本课题组前期研究发现,含有部分无定型结构的Al2O3具有紫外光催化活性,且具有杂质能级,将无定型氧化铝与部分半导体复合,Al2O3的杂质能级可以起到分离光生电子-空穴的作用。将Al2O3和g-C3N4进行复合,在纳米尺度上进行结构调控和组分优化,可有效提高g-C3N4的光量子效率。但现有技术进行氧化铝与g-C3N4复合时,通常使用两步法进行,即首先制备g-C3N4,再进行Al2O3的复合。这些方法存在着制备过程复杂、耗时长,得到的产品光催化产氢效率不高等问题。
发明内容
本发明的目的是提供一种制备超薄g-C3N4/Al2O3纳米复合光催化剂的方法,实现了一步快速制备g-C3N4/Al2O3纳米复合光催化剂,并使Al2O3和g-C3N4在纳米尺度的高分散复合,提高了复合材料的可见光催化产氢和光催化降解污染物的活性。
本发明采取的技术方案如下:一种制备超薄g-C3N4/Al2O3纳米复合光催化剂的方法,包括以下步骤:
(1)将一定量三聚氰胺加入甲醇中,加热冷凝回流搅拌1~2h,得到悬浊液A;
(2)按比例将一定量的九水合硝酸铝溶于甲醇,并转入步骤(1)得到的悬浊液A内,以相同温度继续加热冷凝回流,搅拌1~2h,得到悬浊液B;
(3)将步骤(2)得到的悬浊液B过滤,洗涤、干燥,干燥后的固体在马弗炉中煅烧,得到成品。
本发明,步骤(1)中,三聚氰胺和甲醇的质量比为1: 10~40。
本发明,步骤(2)中,三聚氰胺和九水合硝酸铝的质量比为1:0.5~5。
本发明,步骤(1)、(2)中,所用甲醇为无水甲醇。
本发明,步骤(1)、(2)中,冷凝回流温度为50~80℃。
本发明,步骤(3)中,煅烧温度为500~600℃,煅烧时间为2~3h。
本发明的方法合成的g-C3N4/Al2O3复合光催化剂,一是可以提高g-C3N4的比表面积;硝酸铝在甲醇中与三聚氰胺反应,形成酸化三聚氰胺和氢氧化铝的复合前驱体,在煅烧过程中,经硝酸酸化后的三聚氰胺聚合生成的g-C3N4具有更大的比表面积,同时由于氢氧化铝的支撑作用,使g-C3N4以超薄片形式存在,进一步增大了复合物中g-C3N4的比表面积。

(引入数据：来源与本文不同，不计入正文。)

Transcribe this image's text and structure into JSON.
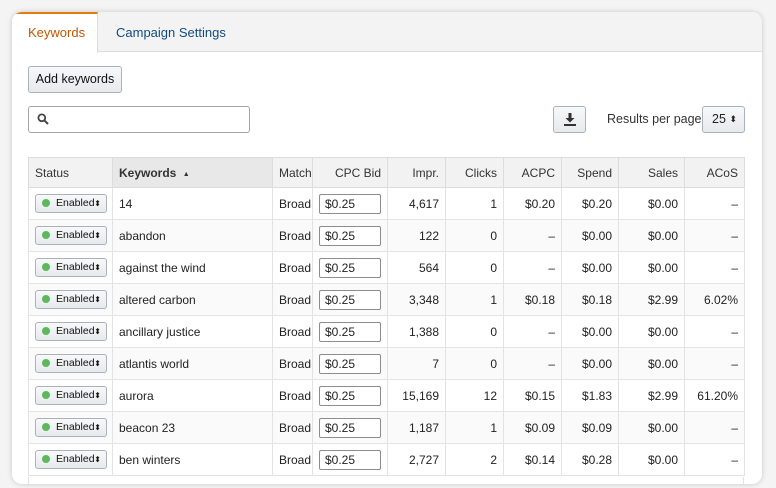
{
  "tabs": [
    {
      "label": "Keywords",
      "active": true
    },
    {
      "label": "Campaign Settings",
      "active": false
    }
  ],
  "toolbar": {
    "add_keywords_label": "Add keywords",
    "search_placeholder": "",
    "results_per_page_label": "Results per page:",
    "results_per_page_value": "25",
    "download_icon": "download-icon"
  },
  "table": {
    "columns": [
      "Status",
      "Keywords",
      "Match",
      "CPC Bid",
      "Impr.",
      "Clicks",
      "ACPC",
      "Spend",
      "Sales",
      "ACoS"
    ],
    "sort_indicator": "▲",
    "rows": [
      {
        "status": "Enabled",
        "keyword": "14",
        "match": "Broad",
        "bid": "$0.25",
        "impr": "4,617",
        "clicks": "1",
        "acpc": "$0.20",
        "spend": "$0.20",
        "sales": "$0.00",
        "acos": "–"
      },
      {
        "status": "Enabled",
        "keyword": "abandon",
        "match": "Broad",
        "bid": "$0.25",
        "impr": "122",
        "clicks": "0",
        "acpc": "–",
        "spend": "$0.00",
        "sales": "$0.00",
        "acos": "–"
      },
      {
        "status": "Enabled",
        "keyword": "against the wind",
        "match": "Broad",
        "bid": "$0.25",
        "impr": "564",
        "clicks": "0",
        "acpc": "–",
        "spend": "$0.00",
        "sales": "$0.00",
        "acos": "–"
      },
      {
        "status": "Enabled",
        "keyword": "altered carbon",
        "match": "Broad",
        "bid": "$0.25",
        "impr": "3,348",
        "clicks": "1",
        "acpc": "$0.18",
        "spend": "$0.18",
        "sales": "$2.99",
        "acos": "6.02%"
      },
      {
        "status": "Enabled",
        "keyword": "ancillary justice",
        "match": "Broad",
        "bid": "$0.25",
        "impr": "1,388",
        "clicks": "0",
        "acpc": "–",
        "spend": "$0.00",
        "sales": "$0.00",
        "acos": "–"
      },
      {
        "status": "Enabled",
        "keyword": "atlantis world",
        "match": "Broad",
        "bid": "$0.25",
        "impr": "7",
        "clicks": "0",
        "acpc": "–",
        "spend": "$0.00",
        "sales": "$0.00",
        "acos": "–"
      },
      {
        "status": "Enabled",
        "keyword": "aurora",
        "match": "Broad",
        "bid": "$0.25",
        "impr": "15,169",
        "clicks": "12",
        "acpc": "$0.15",
        "spend": "$1.83",
        "sales": "$2.99",
        "acos": "61.20%"
      },
      {
        "status": "Enabled",
        "keyword": "beacon 23",
        "match": "Broad",
        "bid": "$0.25",
        "impr": "1,187",
        "clicks": "1",
        "acpc": "$0.09",
        "spend": "$0.09",
        "sales": "$0.00",
        "acos": "–"
      },
      {
        "status": "Enabled",
        "keyword": "ben winters",
        "match": "Broad",
        "bid": "$0.25",
        "impr": "2,727",
        "clicks": "2",
        "acpc": "$0.14",
        "spend": "$0.28",
        "sales": "$0.00",
        "acos": "–"
      }
    ]
  },
  "colors": {
    "active_tab_text": "#c45500",
    "tab_accent": "#e47911",
    "link_blue": "#0f4c81",
    "enabled_dot": "#5cb85c"
  }
}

二是氧化铝的复合可以有效提高g-C3N4的光催化活性;复合物中氧化铝主要以无定型形式存在,氧化铝体相中的杂质能级可以分离g-C3N4的光生电子,从而提高光催化活性。另外,使用一步煅烧原位制备超薄g-C3N4/Al2O3纳米复合光催化剂,制备工艺简单,反应耗时短,成本低。本发明合成的超薄g-C3N4/Al2O3纳米复合光催化剂,比表面积最大可达80.4m2/g,可见光活催化活性高,300W氙灯为光源并加400nm滤光片情况下,光催化分解水产氢速率和降解罗丹明B速率明显高于热解三聚氰胺制备的单一相g-C3N4。
本发明取得以下有益效果:
制备过程简单,耗时短,制备成本低;该法制备得到的Al2O3/g-C3N4复合光催化剂具有较高比表面积、g-C3N4以超薄片形式存在,Al2O3颗粒为无定型态,高度分散于g-C3N4表面,使Al2O3和g-C3N4形成了适当的纳米复合结构,增强了g-C3N4的电子-空穴的分离效率,明显提高Al2O3和g-C3N4在可见光下的光催化分解水制氢和光催化降解有机污染物性能。
附图说明
图1为实施例1-4(S1-4)所制备的Al2O3/g-C3N4复合光催化剂的X射线衍射图谱。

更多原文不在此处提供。